In one analysis, researchers randomly assigned 1,581 patients to the anti-PD-1 antibody nivolumab plus chemotherapy (n = 789) or chemotherapy alone (n = 792). Researchers dosed nivolumab at 360 mg every 3 weeks or 240 mg every 2 weeks, and chemotherapy consisted of XELOX every 3 weeks or FOLFOX every 2 weeks.

A second analysis included 813 patients. Researchers assigned 409 of them to nivolumab plus the anti-CTLA-4 antibody ipilimumab (n = 409) or chemotherapy alone (n = 404). Patients assigned the combination received 1 mg/kg nivolumab plus 3 mg/kg ipilimumab every 3 weeks for four doses, followed by 240 mg nivolumab every 2 weeks.
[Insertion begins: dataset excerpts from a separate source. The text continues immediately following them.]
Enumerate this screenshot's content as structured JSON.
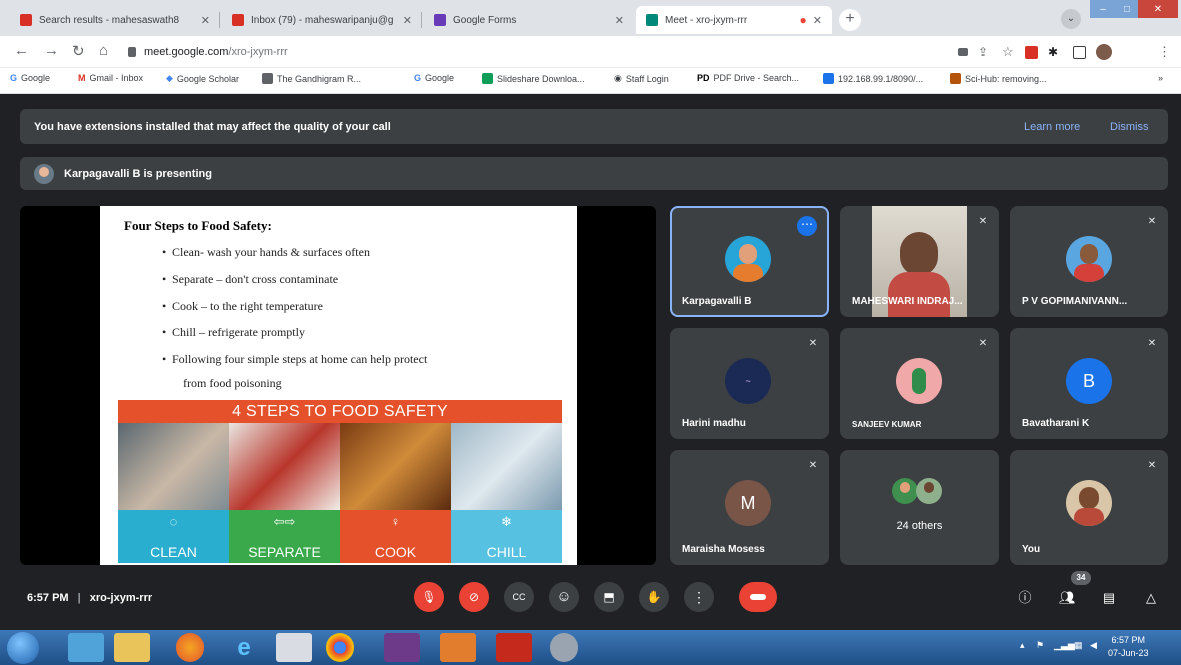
{
  "browser": {
    "tabs": [
      {
        "title": "Search results - mahesaswath8",
        "favicon_color": "#d93025"
      },
      {
        "title": "Inbox (79) - maheswaripanju@g",
        "favicon_color": "#d93025"
      },
      {
        "title": "Google Forms",
        "favicon_color": "#673ab7"
      },
      {
        "title": "Meet - xro-jxym-rrr",
        "favicon_color": "#00897b",
        "active": true
      }
    ],
    "url_host": "meet.google.com",
    "url_path": "/xro-jxym-rrr",
    "bookmarks": [
      {
        "label": "Google",
        "icon": "google-g-icon",
        "color": "#4285f4"
      },
      {
        "label": "Gmail - Inbox",
        "icon": "gmail-icon",
        "color": "#d93025"
      },
      {
        "label": "Google Scholar",
        "icon": "scholar-icon",
        "color": "#4285f4"
      },
      {
        "label": "The Gandhigram R...",
        "icon": "page-icon",
        "color": "#5f6368"
      },
      {
        "label": "Google",
        "icon": "google-g-icon",
        "color": "#4285f4"
      },
      {
        "label": "Slideshare Downloa...",
        "icon": "folder-icon",
        "color": "#0f9d58"
      },
      {
        "label": "Staff Login",
        "icon": "globe-icon",
        "color": "#5f6368"
      },
      {
        "label": "PDF Drive - Search...",
        "icon": "pd-icon",
        "color": "#000000"
      },
      {
        "label": "192.168.99.1/8090/...",
        "icon": "square-icon",
        "color": "#1a73e8"
      },
      {
        "label": "Sci-Hub: removing...",
        "icon": "scihub-icon",
        "color": "#b45309"
      }
    ]
  },
  "meet": {
    "banner_text": "You have extensions installed that may affect the quality of your call",
    "learn_more": "Learn more",
    "dismiss": "Dismiss",
    "presenting_text": "Karpagavalli B is presenting",
    "slide": {
      "title": "Four Steps to Food Safety:",
      "bullets": [
        "Clean- wash your hands & surfaces often",
        "Separate – don't cross contaminate",
        "Cook – to the right temperature",
        "Chill – refrigerate promptly",
        "Following four simple steps at home can help protect"
      ],
      "bullet_continuation": "from food poisoning",
      "graphic_heading": "4 STEPS TO FOOD SAFETY",
      "steps": [
        {
          "label": "CLEAN",
          "color": "#2aaed0"
        },
        {
          "label": "SEPARATE",
          "color": "#3aa94b"
        },
        {
          "label": "COOK",
          "color": "#e4512a"
        },
        {
          "label": "CHILL",
          "color": "#56c1e0"
        }
      ]
    },
    "participants": [
      {
        "name": "Karpagavalli B",
        "avatar": "photo",
        "active": true
      },
      {
        "name": "MAHESWARI INDRAJ...",
        "avatar": "video"
      },
      {
        "name": "P V GOPIMANIVANN...",
        "avatar": "photo"
      },
      {
        "name": "Harini madhu",
        "avatar": "logo"
      },
      {
        "name": "SANJEEV KUMAR",
        "avatar": "photo"
      },
      {
        "name": "Bavatharani K",
        "avatar": "letter",
        "letter": "B",
        "color": "#1a73e8"
      },
      {
        "name": "Maraisha Mosess",
        "avatar": "letter",
        "letter": "M",
        "color": "#795548"
      },
      {
        "name": "24 others",
        "avatar": "group"
      },
      {
        "name": "You",
        "avatar": "photo"
      }
    ],
    "time": "6:57 PM",
    "separator": "|",
    "meeting_code": "xro-jxym-rrr",
    "people_count": "34"
  },
  "taskbar": {
    "time": "6:57 PM",
    "date": "07-Jun-23"
  },
  "colors": {
    "meet_bg": "#202124",
    "tile_bg": "#3c4043",
    "accent_blue": "#8ab4f8",
    "red": "#ea4335"
  }
}
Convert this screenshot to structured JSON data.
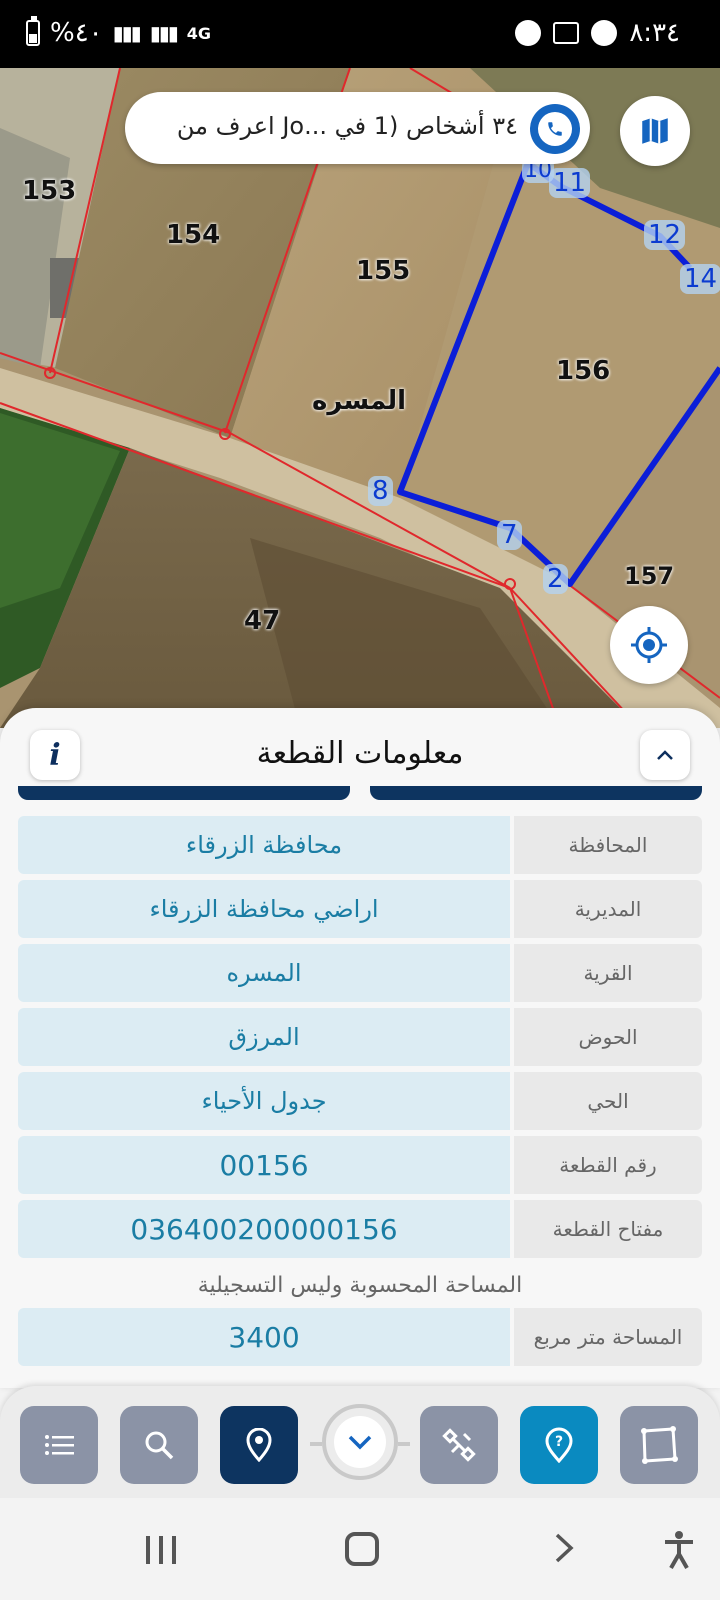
{
  "status_bar": {
    "time": "٨:٣٤",
    "battery": "%٤٠",
    "network": "4G"
  },
  "search": {
    "text": "٣٤ أشخاص (1 في ...Jo  اعرف من"
  },
  "map": {
    "parcels": [
      "153",
      "154",
      "155",
      "156",
      "157",
      "47"
    ],
    "village_label": "المسره",
    "vertices": [
      "8",
      "7",
      "2",
      "11",
      "12",
      "14",
      "10"
    ]
  },
  "panel": {
    "title": "معلومات القطعة",
    "info_icon": "i",
    "collapse_icon": "˄",
    "rows": [
      {
        "label": "المحافظة",
        "value": "محافظة الزرقاء"
      },
      {
        "label": "المديرية",
        "value": "اراضي محافظة الزرقاء"
      },
      {
        "label": "القرية",
        "value": "المسره"
      },
      {
        "label": "الحوض",
        "value": "المرزق"
      },
      {
        "label": "الحي",
        "value": "جدول الأحياء"
      },
      {
        "label": "رقم القطعة",
        "value": "00156"
      },
      {
        "label": "مفتاح القطعة",
        "value": "036400200000156"
      }
    ],
    "area_section_title": "المساحة المحسوبة وليس التسجيلية",
    "area_row": {
      "label": "المساحة متر مربع",
      "value": "3400"
    }
  },
  "toolbar": {
    "buttons": [
      "list-icon",
      "search-icon",
      "location-pin-icon",
      "chevron-down-icon",
      "satellite-icon",
      "help-icon",
      "polygon-icon"
    ]
  },
  "colors": {
    "navy": "#0d3460",
    "teal": "#0a8ac0",
    "value_text": "#1a7da4",
    "value_bg": "#dcecf3",
    "parcel_blue": "#0b1ed8",
    "parcel_red": "#e0282c"
  }
}
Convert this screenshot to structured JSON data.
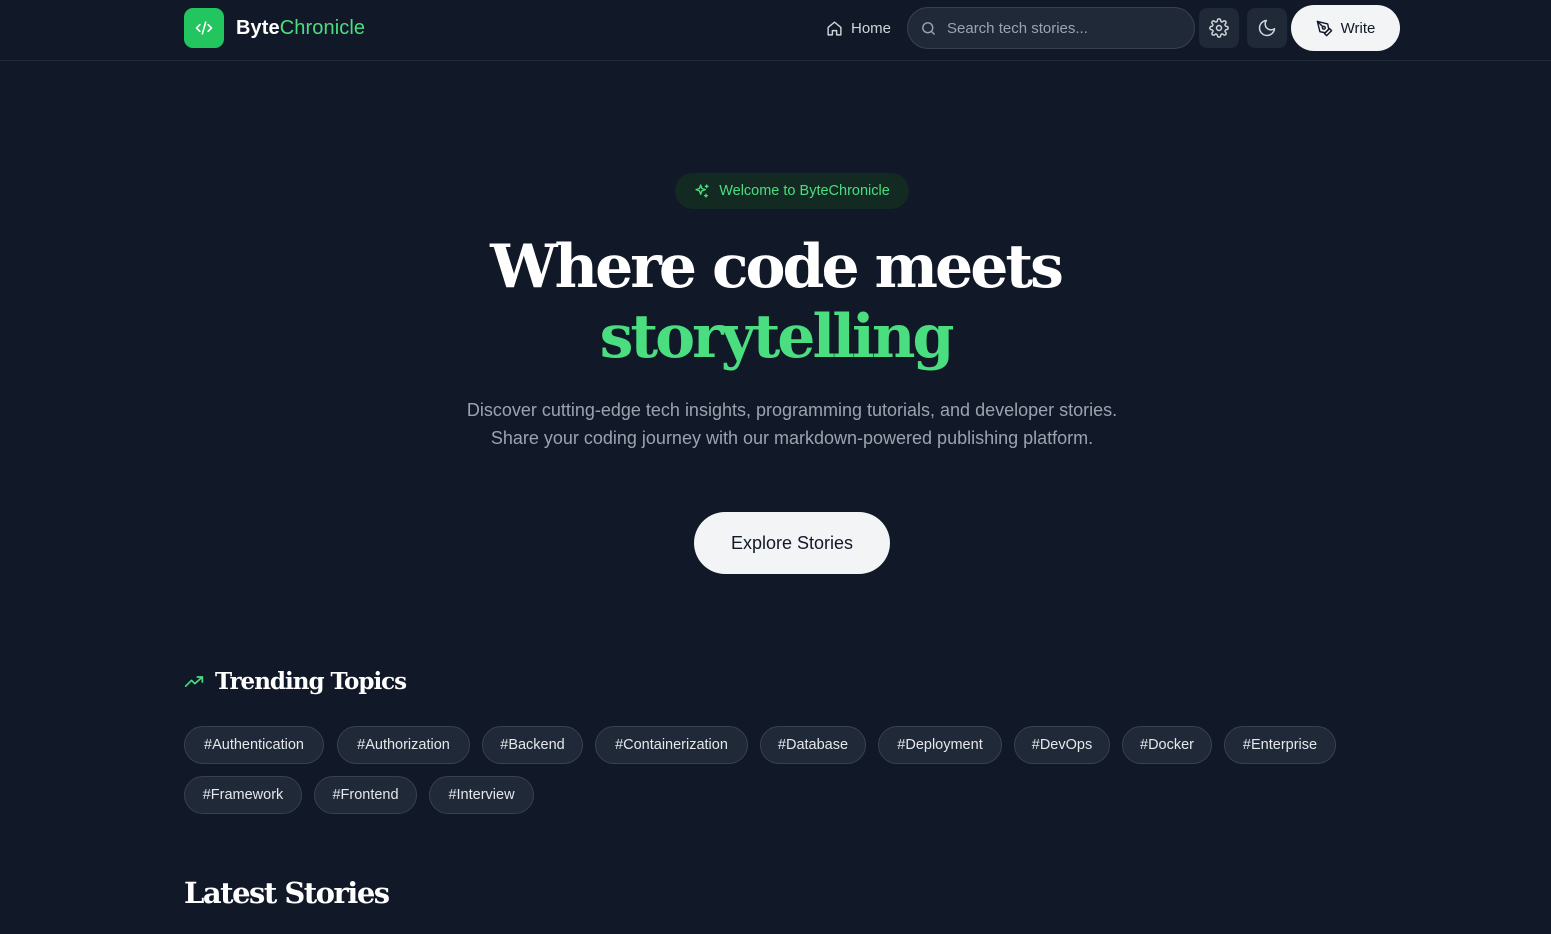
{
  "header": {
    "brand_part1": "Byte",
    "brand_part2": "Chronicle",
    "brand_icon": "code-icon",
    "nav_home": "Home",
    "search_placeholder": "Search tech stories...",
    "write_label": "Write"
  },
  "hero": {
    "welcome": "Welcome to ByteChronicle",
    "title_line1": "Where code meets",
    "title_line2": "storytelling",
    "description": "Discover cutting-edge tech insights, programming tutorials, and developer stories. Share your coding journey with our markdown-powered publishing platform.",
    "cta": "Explore Stories"
  },
  "trending": {
    "title": "Trending Topics",
    "tags": [
      "#Authentication",
      "#Authorization",
      "#Backend",
      "#Containerization",
      "#Database",
      "#Deployment",
      "#DevOps",
      "#Docker",
      "#Enterprise",
      "#Framework",
      "#Frontend",
      "#Interview"
    ]
  },
  "latest": {
    "title": "Latest Stories"
  },
  "colors": {
    "background": "#111827",
    "accent": "#4ade80",
    "brand_green": "#22c55e",
    "surface": "#1f2937"
  }
}
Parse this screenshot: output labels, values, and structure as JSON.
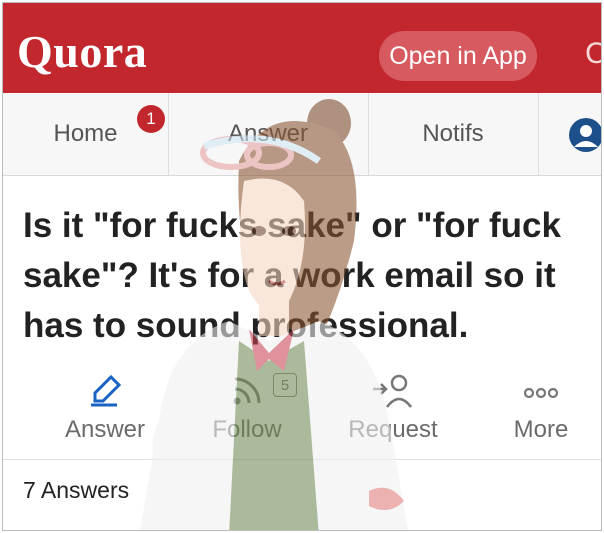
{
  "header": {
    "logo": "Quora",
    "open_app": "Open in App",
    "edge_glyph": "C"
  },
  "nav": {
    "home": "Home",
    "home_badge": "1",
    "answer": "Answer",
    "notifs": "Notifs",
    "profile_icon": "profile-icon"
  },
  "question": {
    "lines": [
      "Is it \"for fucks sake\" or \"for fuck",
      "sake\"? It's for a work email so it",
      "has to sound professional."
    ]
  },
  "actions": {
    "answer": "Answer",
    "follow": "Follow",
    "follow_count": "5",
    "request": "Request",
    "more": "More"
  },
  "footer": {
    "answers_count": "7 Answers"
  },
  "colors": {
    "brand": "#c1272d",
    "button": "#d65a5f",
    "text": "#222222",
    "muted": "#6b6b6b"
  }
}
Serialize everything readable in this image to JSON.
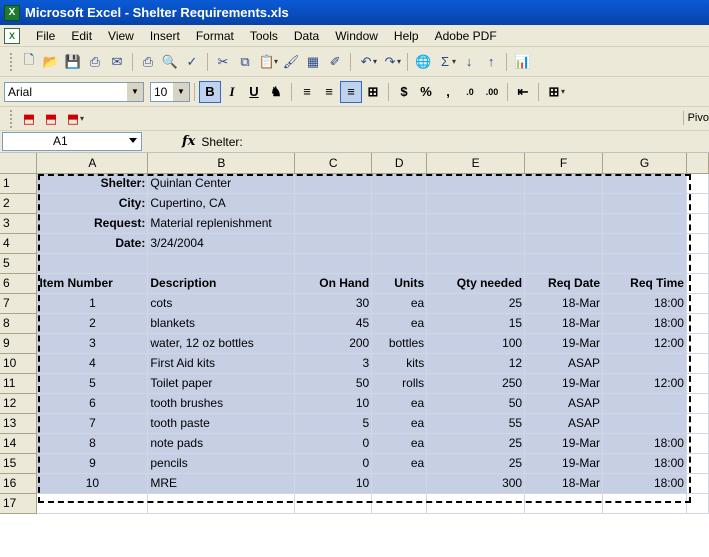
{
  "window": {
    "title": "Microsoft Excel - Shelter Requirements.xls"
  },
  "menu": [
    "File",
    "Edit",
    "View",
    "Insert",
    "Format",
    "Tools",
    "Data",
    "Window",
    "Help",
    "Adobe PDF"
  ],
  "format_toolbar": {
    "font_name": "Arial",
    "font_size": "10",
    "pivot_label": "Pivo"
  },
  "formula_bar": {
    "name_box": "A1",
    "fx_label": "fx",
    "content": "Shelter:"
  },
  "columns": [
    "A",
    "B",
    "C",
    "D",
    "E",
    "F",
    "G"
  ],
  "rows": [
    {
      "n": "1",
      "a": "Shelter:",
      "b": "Quinlan Center",
      "c": "",
      "d": "",
      "e": "",
      "f": "",
      "g": ""
    },
    {
      "n": "2",
      "a": "City:",
      "b": "Cupertino, CA",
      "c": "",
      "d": "",
      "e": "",
      "f": "",
      "g": ""
    },
    {
      "n": "3",
      "a": "Request:",
      "b": "Material replenishment",
      "c": "",
      "d": "",
      "e": "",
      "f": "",
      "g": ""
    },
    {
      "n": "4",
      "a": "Date:",
      "b": "3/24/2004",
      "c": "",
      "d": "",
      "e": "",
      "f": "",
      "g": ""
    },
    {
      "n": "5",
      "a": "",
      "b": "",
      "c": "",
      "d": "",
      "e": "",
      "f": "",
      "g": ""
    },
    {
      "n": "6",
      "a": "Item Number",
      "b": "Description",
      "c": "On Hand",
      "d": "Units",
      "e": "Qty needed",
      "f": "Req Date",
      "g": "Req Time"
    },
    {
      "n": "7",
      "a": "1",
      "b": "cots",
      "c": "30",
      "d": "ea",
      "e": "25",
      "f": "18-Mar",
      "g": "18:00"
    },
    {
      "n": "8",
      "a": "2",
      "b": "blankets",
      "c": "45",
      "d": "ea",
      "e": "15",
      "f": "18-Mar",
      "g": "18:00"
    },
    {
      "n": "9",
      "a": "3",
      "b": "water, 12 oz bottles",
      "c": "200",
      "d": "bottles",
      "e": "100",
      "f": "19-Mar",
      "g": "12:00"
    },
    {
      "n": "10",
      "a": "4",
      "b": "First Aid kits",
      "c": "3",
      "d": "kits",
      "e": "12",
      "f": "ASAP",
      "g": ""
    },
    {
      "n": "11",
      "a": "5",
      "b": "Toilet paper",
      "c": "50",
      "d": "rolls",
      "e": "250",
      "f": "19-Mar",
      "g": "12:00"
    },
    {
      "n": "12",
      "a": "6",
      "b": "tooth brushes",
      "c": "10",
      "d": "ea",
      "e": "50",
      "f": "ASAP",
      "g": ""
    },
    {
      "n": "13",
      "a": "7",
      "b": "tooth paste",
      "c": "5",
      "d": "ea",
      "e": "55",
      "f": "ASAP",
      "g": ""
    },
    {
      "n": "14",
      "a": "8",
      "b": "note pads",
      "c": "0",
      "d": "ea",
      "e": "25",
      "f": "19-Mar",
      "g": "18:00"
    },
    {
      "n": "15",
      "a": "9",
      "b": "pencils",
      "c": "0",
      "d": "ea",
      "e": "25",
      "f": "19-Mar",
      "g": "18:00"
    },
    {
      "n": "16",
      "a": "10",
      "b": "MRE",
      "c": "10",
      "d": "",
      "e": "300",
      "f": "18-Mar",
      "g": "18:00"
    },
    {
      "n": "17",
      "a": "",
      "b": "",
      "c": "",
      "d": "",
      "e": "",
      "f": "",
      "g": ""
    }
  ]
}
Previously reported data based on 12-month follow-up showed the addition of nivolumab to chemotherapy conferred significant OS and PFS benefits among patients with a combined positive score (CPS) of 5 or greater for PD-L1 tumor expression.

At ESMO, Janjigian reported data based on median follow-up of 24 months.

Results showed sustained improvement in OS with the addition of nivolumab to chemotherapy among patients with PD-L1 CPS of 5 or greater (median, 14.4 months vs. 11.1 months; HR = 0.7; 95% CI, 0.61-0.81), as well as among all randomly assigned patients (median, 13.8 months vs. 11.6 months; HR = 0.79; 95% CI, 0.71-0.88).

Researchers also reported a sustained PFS benefit among patients with PD-L1 CPS of 5 or greater (median, 8.1 months vs. 6.1 months; HR = 0.7; 95% CI, 0.6-0.81) and among all randomly assigned patients (median, 7.7 months vs. 6.9 months; HR = 0.79; 95% CI, 0.7-0.89).

Researchers observed no OS benefit with the nivolumab-ipilimumab combination compared with chemotherapy among patients with PD-L1 CPS of 5 or greater (median, 11.2 months vs. 11.6 months; HR = 0.89; 96.5% CI, 0.71-1.1) or all randomly assigned patients (median, 11.7 months vs. 11.8 months; HR = 0.91; 96.5% CI, 0.77-1.07). Results also showed no PFS benefit with nivolumab-ipilimumab vs. chemotherapy among patients with PD-L1 CPS of 5 or greater (median, 2.8 months vs. 6.3 months; HR = 1.42; 95% CI, 1.14-1.76) or all randomly assigned patients (median, 2.8 months vs. 7.1 months; HR = 1.66; 95% CI, 1.4-1.95).

Researchers reported no new safety signals with the nivolumab-chemotherapy and nivolumab-ipilimumab combinations.

“Longer follow-up data for nivolumab plus chemotherapy further support its use as a new standard first-line treatment [for these patient populations],” Janjigian said.